Still, learning technique is difficult, and of all the different positions and sports he’s played in his lifetime, he’s never legitimately been a receiver.

“Growing up, I did play backyard football. A lot of times I wouldn’t even play quarterback because my friends wouldn’t let me,” Reardon said. “They couldn’t cover anything I was throwing, so I wasn’t allowed. So, I guess I was running routes in that way.”

The Flashes’ offense finished last in the conference in 2015, and pass catchers only hauled in 1,005 yards, which was also the worst mark in the MAC. Antwon Dixon led the team with just 355 yards receiving.

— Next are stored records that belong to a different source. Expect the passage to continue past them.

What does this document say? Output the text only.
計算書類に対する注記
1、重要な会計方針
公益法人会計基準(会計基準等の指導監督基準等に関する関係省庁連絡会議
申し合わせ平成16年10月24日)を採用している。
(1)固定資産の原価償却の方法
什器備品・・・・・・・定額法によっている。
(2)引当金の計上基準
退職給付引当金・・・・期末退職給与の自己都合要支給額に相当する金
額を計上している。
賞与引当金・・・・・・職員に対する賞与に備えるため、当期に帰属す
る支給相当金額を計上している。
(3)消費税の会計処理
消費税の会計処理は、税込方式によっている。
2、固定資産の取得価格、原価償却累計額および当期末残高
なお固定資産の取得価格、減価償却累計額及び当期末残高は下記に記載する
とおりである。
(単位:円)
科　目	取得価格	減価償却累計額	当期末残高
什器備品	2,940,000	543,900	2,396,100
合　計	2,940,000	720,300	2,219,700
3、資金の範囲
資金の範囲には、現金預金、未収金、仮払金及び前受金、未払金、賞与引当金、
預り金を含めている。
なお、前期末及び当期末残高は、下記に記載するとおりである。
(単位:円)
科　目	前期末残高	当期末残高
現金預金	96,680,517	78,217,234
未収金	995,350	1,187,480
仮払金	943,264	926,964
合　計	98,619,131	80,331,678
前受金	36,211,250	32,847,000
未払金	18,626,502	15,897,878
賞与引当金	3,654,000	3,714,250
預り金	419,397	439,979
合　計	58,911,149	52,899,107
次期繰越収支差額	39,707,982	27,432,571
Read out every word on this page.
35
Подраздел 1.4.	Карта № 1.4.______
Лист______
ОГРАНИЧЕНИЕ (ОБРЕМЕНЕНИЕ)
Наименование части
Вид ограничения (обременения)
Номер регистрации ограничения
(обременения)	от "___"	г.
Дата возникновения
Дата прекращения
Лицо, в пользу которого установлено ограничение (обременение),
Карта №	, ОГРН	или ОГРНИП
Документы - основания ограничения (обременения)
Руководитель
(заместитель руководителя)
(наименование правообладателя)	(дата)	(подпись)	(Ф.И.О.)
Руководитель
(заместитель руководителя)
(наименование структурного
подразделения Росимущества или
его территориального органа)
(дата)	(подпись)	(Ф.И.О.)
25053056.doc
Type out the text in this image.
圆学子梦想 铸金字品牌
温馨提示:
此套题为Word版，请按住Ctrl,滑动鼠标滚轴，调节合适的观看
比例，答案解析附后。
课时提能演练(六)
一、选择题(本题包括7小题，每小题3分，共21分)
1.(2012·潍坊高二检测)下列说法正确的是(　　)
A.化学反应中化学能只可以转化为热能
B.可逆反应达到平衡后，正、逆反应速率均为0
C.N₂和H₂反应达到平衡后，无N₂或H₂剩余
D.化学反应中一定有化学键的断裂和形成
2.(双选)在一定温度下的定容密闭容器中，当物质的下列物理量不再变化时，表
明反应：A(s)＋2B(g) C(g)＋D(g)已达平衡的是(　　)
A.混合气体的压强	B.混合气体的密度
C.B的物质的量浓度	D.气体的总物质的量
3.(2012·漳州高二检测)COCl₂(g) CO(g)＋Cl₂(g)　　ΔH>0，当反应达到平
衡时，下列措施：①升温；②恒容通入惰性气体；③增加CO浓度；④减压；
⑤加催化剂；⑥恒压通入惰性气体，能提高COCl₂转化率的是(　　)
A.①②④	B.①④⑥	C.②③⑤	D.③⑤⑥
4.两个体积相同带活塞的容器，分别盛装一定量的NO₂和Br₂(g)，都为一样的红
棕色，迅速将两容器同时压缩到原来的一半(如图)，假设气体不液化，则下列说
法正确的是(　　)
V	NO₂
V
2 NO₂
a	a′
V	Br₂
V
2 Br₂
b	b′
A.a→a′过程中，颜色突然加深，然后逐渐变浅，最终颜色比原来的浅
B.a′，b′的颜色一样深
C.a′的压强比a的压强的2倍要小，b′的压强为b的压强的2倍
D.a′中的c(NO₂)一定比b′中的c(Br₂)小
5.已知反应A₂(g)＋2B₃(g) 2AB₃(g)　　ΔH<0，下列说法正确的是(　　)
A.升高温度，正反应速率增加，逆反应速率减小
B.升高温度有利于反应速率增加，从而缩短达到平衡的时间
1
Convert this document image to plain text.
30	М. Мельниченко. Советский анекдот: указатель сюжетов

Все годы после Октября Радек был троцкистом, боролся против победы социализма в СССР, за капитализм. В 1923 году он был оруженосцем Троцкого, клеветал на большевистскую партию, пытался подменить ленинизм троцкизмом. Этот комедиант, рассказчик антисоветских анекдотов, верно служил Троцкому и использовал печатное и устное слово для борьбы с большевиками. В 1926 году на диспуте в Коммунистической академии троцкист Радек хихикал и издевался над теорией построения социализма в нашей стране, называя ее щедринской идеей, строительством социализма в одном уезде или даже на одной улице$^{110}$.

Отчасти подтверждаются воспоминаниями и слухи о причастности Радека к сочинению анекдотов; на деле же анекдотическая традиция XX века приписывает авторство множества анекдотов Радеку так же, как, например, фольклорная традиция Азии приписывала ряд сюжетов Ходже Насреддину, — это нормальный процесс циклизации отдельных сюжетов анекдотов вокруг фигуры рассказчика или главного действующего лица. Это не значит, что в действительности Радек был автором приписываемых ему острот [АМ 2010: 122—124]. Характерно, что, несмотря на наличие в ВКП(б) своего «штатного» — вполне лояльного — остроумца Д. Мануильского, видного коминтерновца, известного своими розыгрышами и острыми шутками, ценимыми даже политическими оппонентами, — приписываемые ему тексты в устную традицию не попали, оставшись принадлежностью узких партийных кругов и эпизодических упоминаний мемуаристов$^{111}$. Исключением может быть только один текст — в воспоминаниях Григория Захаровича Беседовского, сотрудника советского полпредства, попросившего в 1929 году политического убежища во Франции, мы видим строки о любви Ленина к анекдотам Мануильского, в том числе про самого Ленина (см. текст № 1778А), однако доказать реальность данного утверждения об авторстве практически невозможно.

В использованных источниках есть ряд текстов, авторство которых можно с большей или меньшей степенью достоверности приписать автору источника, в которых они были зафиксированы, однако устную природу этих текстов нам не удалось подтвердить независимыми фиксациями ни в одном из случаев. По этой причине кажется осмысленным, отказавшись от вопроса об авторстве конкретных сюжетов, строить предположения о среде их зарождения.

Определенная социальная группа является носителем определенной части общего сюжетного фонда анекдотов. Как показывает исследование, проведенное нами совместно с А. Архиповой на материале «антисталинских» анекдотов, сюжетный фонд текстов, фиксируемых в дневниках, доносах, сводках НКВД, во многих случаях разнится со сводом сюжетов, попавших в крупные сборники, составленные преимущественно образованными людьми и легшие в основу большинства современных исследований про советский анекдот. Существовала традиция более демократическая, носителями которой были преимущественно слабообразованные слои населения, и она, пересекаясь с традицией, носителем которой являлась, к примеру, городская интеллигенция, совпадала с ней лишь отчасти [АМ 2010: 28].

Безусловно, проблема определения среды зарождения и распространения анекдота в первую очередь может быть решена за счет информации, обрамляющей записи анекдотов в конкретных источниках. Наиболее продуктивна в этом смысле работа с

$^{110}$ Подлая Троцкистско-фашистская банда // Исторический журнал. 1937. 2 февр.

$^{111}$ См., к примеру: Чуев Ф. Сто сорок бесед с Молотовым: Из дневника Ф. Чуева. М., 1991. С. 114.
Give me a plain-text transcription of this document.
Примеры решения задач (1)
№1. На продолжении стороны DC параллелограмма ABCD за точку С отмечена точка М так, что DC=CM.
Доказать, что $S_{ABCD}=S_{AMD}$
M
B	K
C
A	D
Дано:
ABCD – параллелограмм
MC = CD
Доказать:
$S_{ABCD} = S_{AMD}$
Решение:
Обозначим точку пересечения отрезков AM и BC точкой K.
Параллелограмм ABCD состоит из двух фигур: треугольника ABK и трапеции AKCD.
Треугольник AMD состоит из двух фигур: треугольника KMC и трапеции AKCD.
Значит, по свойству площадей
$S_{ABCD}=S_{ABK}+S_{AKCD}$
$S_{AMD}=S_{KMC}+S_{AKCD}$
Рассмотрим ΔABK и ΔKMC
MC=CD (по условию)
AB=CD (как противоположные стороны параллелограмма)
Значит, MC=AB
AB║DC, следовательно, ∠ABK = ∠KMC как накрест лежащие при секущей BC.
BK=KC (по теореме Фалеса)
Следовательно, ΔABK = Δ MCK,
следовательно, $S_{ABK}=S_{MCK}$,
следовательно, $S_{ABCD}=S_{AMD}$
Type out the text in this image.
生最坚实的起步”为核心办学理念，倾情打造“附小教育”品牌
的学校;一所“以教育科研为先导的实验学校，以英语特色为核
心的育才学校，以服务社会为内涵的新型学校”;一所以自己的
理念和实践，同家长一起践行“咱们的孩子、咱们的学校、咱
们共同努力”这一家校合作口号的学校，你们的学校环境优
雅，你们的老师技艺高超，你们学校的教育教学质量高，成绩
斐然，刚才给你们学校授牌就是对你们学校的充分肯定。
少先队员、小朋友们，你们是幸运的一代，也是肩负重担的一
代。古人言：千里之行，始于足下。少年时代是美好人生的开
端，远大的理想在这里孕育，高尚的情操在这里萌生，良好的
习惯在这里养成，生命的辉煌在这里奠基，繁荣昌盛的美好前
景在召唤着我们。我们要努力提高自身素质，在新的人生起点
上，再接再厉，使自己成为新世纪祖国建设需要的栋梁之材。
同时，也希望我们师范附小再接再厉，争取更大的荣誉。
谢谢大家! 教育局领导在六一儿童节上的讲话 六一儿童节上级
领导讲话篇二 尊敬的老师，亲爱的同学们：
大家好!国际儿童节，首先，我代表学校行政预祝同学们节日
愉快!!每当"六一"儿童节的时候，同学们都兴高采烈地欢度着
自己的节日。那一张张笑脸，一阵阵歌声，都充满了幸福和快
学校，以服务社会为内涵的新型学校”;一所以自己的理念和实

Haynes said he’s confident Reardon will get opportunities throughout the season.

“We never make a move without a guy who (can’t) be in the mix,” Haynes said.

Freshman quarterback Justin Agner will stand where Reardon once stood, commanding the offense against Big Ten foe Penn State University.

Redshirt freshman Mylik Mitchell, freshman Pat Ford and Bollas will all back up Agner. Haynes said earlier this week that Agner’s starting spot is not set in stone for the rest of the season.

Reardon, who would’ve been entering his final year as quarterback, will catch passes from at least one of those four underclassmen this season—a team sacrifice he’s glad he made.

“Our senior class, a lot of us have been here since 2012, so we know what Kent State football’s all about,” Reardon said. “Making a transition from quarterback to wideout does help because it’s almost like having a second coach. Quarterbacks have to be player-coaches, and I’ve always been in that role.”